Public Watchdog.org

Is District 207 Joining The Fiscal Mismanagement Club? (Updated 10/13)

10.12.09

We used to think that Maine Township High School District 207 was a financially well-run organization, providing a high-quality education for the student and fiscal responsibility for the taxpayer.  But that belief was shaken by last week’s Herald-Advocate, which reported that Dist. 207 is facing a $17 million “structural budget deficit” (“District 207: Meetings to address $17M budget”). 

That article pointed us to a Dist. 207 “news release” [pdf], which tells a tale of woe that sure sounds like bad news for the District’s taxpayers.  According to two five-year financial forecasts, one done in-house and the other from an outside consultant, the District’s fund balances will be “depleted within five years if the District does not take decisive action to reduce or eliminate the structural budget deficit.”

Not surprisingly, the District reports that it will be looking at “formulating ways to increase revenues.”  For those of you not used to bureaucrat-speak, that means “coming up with a plan to raise taxes.”   But in typical school administration/school board obfuscation, the “news release” does not even mention the dreaded words “tax increase” – presumably because the administrators and school board members assume the taxpayers either are too stupid or too distracted by other matters to do the translation on their own.

If we are to believe the District (which is always an iffy proposition any time you’re dealing with government bureaucrats and politicians), the school board just found out this summer that an expected $4 million deficit for last school year was closer to $10 million! 

How do you end up that far off – 150% – and find out about it only after the end of the school year?  Wasn’t anybody monitoring those numbers during the school year itself?

If you want to ask some of those questions, we understand there is a meeting on the topic tomorrow night (Oct. 13) from 6:30 to 7:30 at Maine South; and next Monday night (Oct. 19) from 6:30 to 7:30 at Maine East.  Hopefully those won’t just be the typical dog-and-pony shows that are the rule rather than the exception when problems like this arise.

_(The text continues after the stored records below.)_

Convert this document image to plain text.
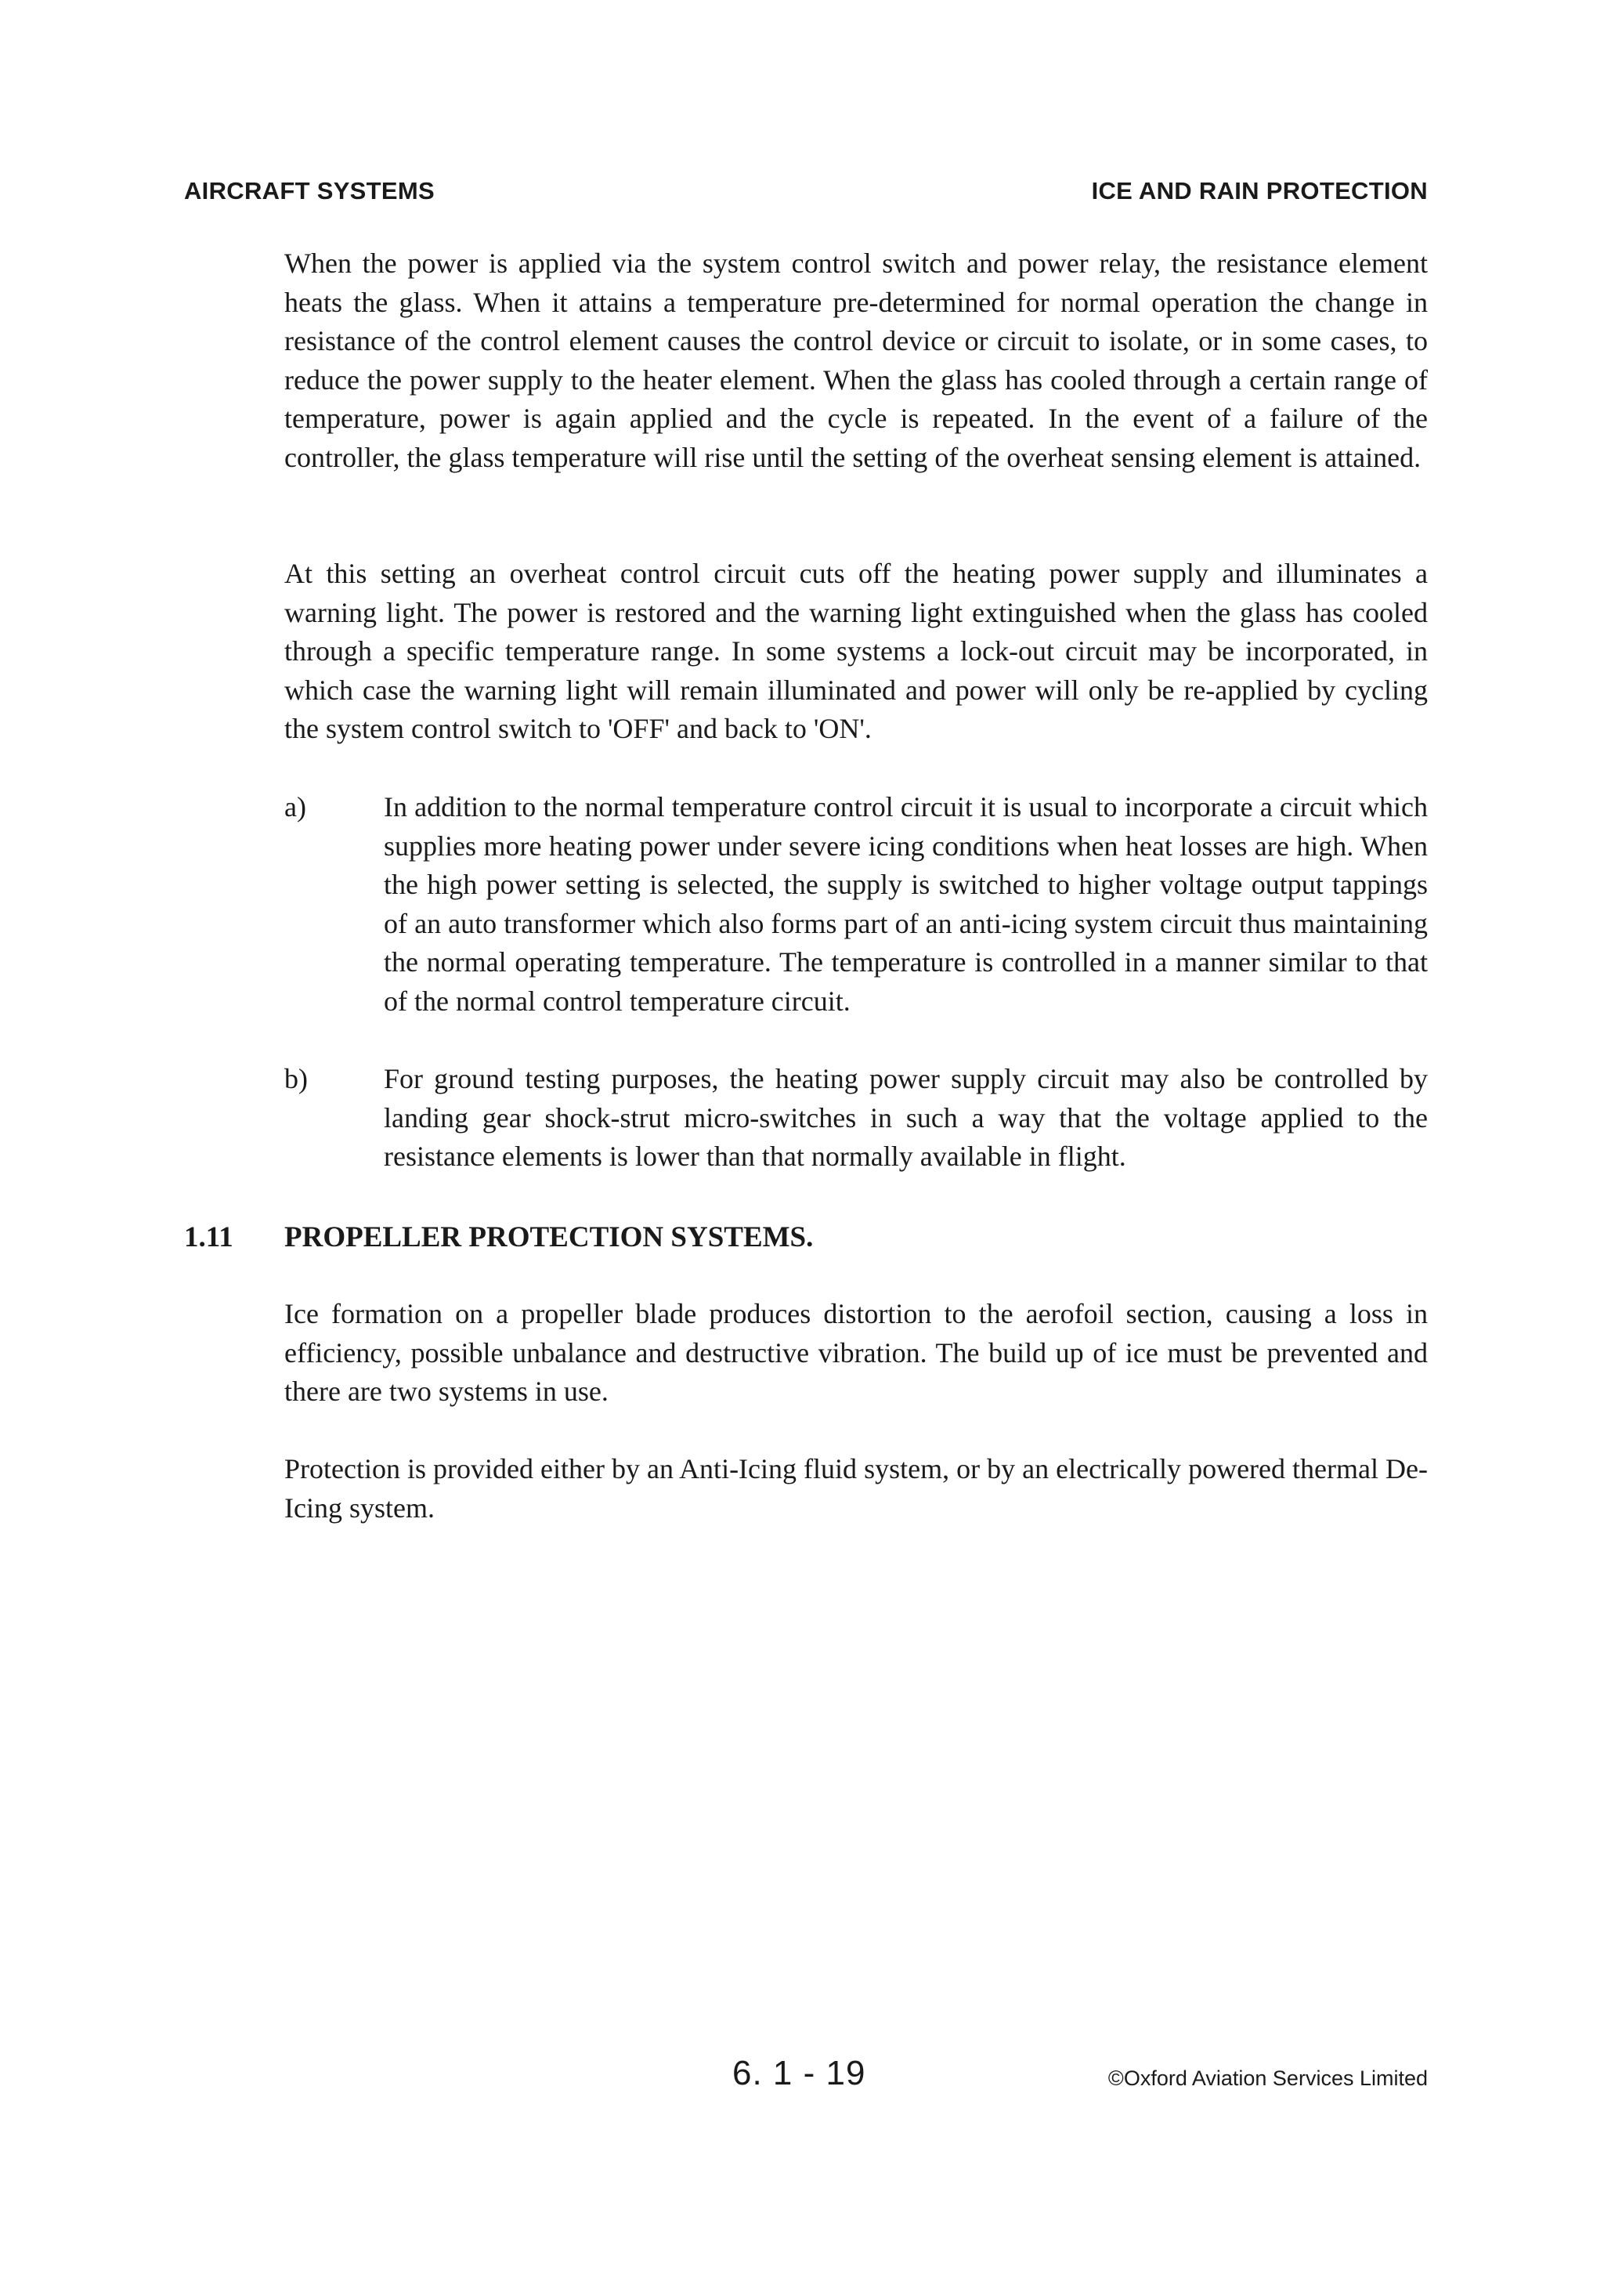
AIRCRAFT SYSTEMS	ICE AND RAIN PROTECTION

When the power is applied via the system control switch and power relay, the resistance element heats the glass. When it attains a temperature pre-determined for normal operation the change in resistance of the control element causes the control device or circuit to isolate, or in some cases, to reduce the power supply to the heater element. When the glass has cooled through a certain range of temperature, power is again applied and the cycle is repeated. In the event of a failure of the controller, the glass temperature will rise until the setting of the overheat sensing element is attained.

At this setting an overheat control circuit cuts off the heating power supply and illuminates a warning light. The power is restored and the warning light extinguished when the glass has cooled through a specific temperature range. In some systems a lock-out circuit may be incorporated, in which case the warning light will remain illuminated and power will only be re-applied by cycling the system control switch to 'OFF' and back to 'ON'.

a)	In addition to the normal temperature control circuit it is usual to incorporate a circuit which supplies more heating power under severe icing conditions when heat losses are high. When the high power setting is selected, the supply is switched to higher voltage output tappings of an auto transformer which also forms part of an anti-icing system circuit thus maintaining the normal operating temperature. The temperature is controlled in a manner similar to that of the normal control temperature circuit.

b)	For ground testing purposes, the heating power supply circuit may also be controlled by landing gear shock-strut micro-switches in such a way that the voltage applied to the resistance elements is lower than that normally available in flight.

1.11 PROPELLER PROTECTION SYSTEMS.

Ice formation on a propeller blade produces distortion to the aerofoil section, causing a loss in efficiency, possible unbalance and destructive vibration. The build up of ice must be prevented and there are two systems in use.

Protection is provided either by an Anti-Icing fluid system, or by an electrically powered thermal De-Icing system.

6. 1 - 19	©Oxford Aviation Services Limited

Meanwhile, we’ll just have to be content with the District’s two main alibis for this mess: that a “historically bad economy” (which is being used, at least for the time being, as the budgetary equivalent of “the dog ate my homework”); and that the low increase in the Consumer Price Index has caused a “flattening revenue line.”  In other words, because the increase in prices has been low, the District hasn’t been able to increase taxes as much as it has been increasing spending.

You know something is really cockamamie with a system that considers small increases in the cost of living a bad thing!

Do any of those administrators – or any of our purported “representatives” on the school board who are supposed to be keeping an eye on the administrators – have even the vaguest understanding of what kind of major disconnect between revenues and expenses they seem to be operating under? 

It sure doesn’t look that way, maybe because (as best as we can tell) none of those administrators or school board members appear to have any experience or understanding about running a $100 million a year business – which basically is what Dist. 207 is.  From what we can tell, most of them probably never ran any business at all, unless we count the occasional card-table sidewalk lemonade stand when they were six. 

According to the Dist. 207 bios for the seven school board members, three of them (McGrath, Mueller and Sullivan) are attorneys; two of them (Burk and Pellar) are former teachers; one of them (Braam) is an adjunct professor of psychology at Oakton Community College; and we can’t even tell what the seventh (Eric Leys) does for a living, although we are told he was named a “Master School Board Member” by the Illinois Association of School Boards.

According to the IASB website, however, it looks like that’s one of those titles you get just by going to enough IASB-sponsored events – kind of like earning frequent flier miles – so that excites us about as much as if Leys reported that he could now fly to Kansas City for free.

Business cluelessness could explain why (as the “news release” states) the “overall cost of salaries for all District employees, most of which are governed by a collective bargaining agreement, rose by about 5 percent this year.”  Gee, did anybody negotiating the last teachers’ contract on behalf of the District stop and think how they were going to ensure an increase in the revenue stream sufficient to cover that 5% increase in the cost of labor they were guarantying?

We didn’t think so. 

But, then again, what should we expect from teachers pretending to be business managers, and politicians pretending to be accountable for all the tax dollars they spend?

Update 10/13/09
Attached, courtesy of a reader who obtained it from The Champion website, is a purported list [pdf] of District 207 teachers (and administrators?) and their salaries.

We quickly counted 658 teachers/administrators, almost 300 of whom each appear to earn more than the reported median income for all Park Ridge households.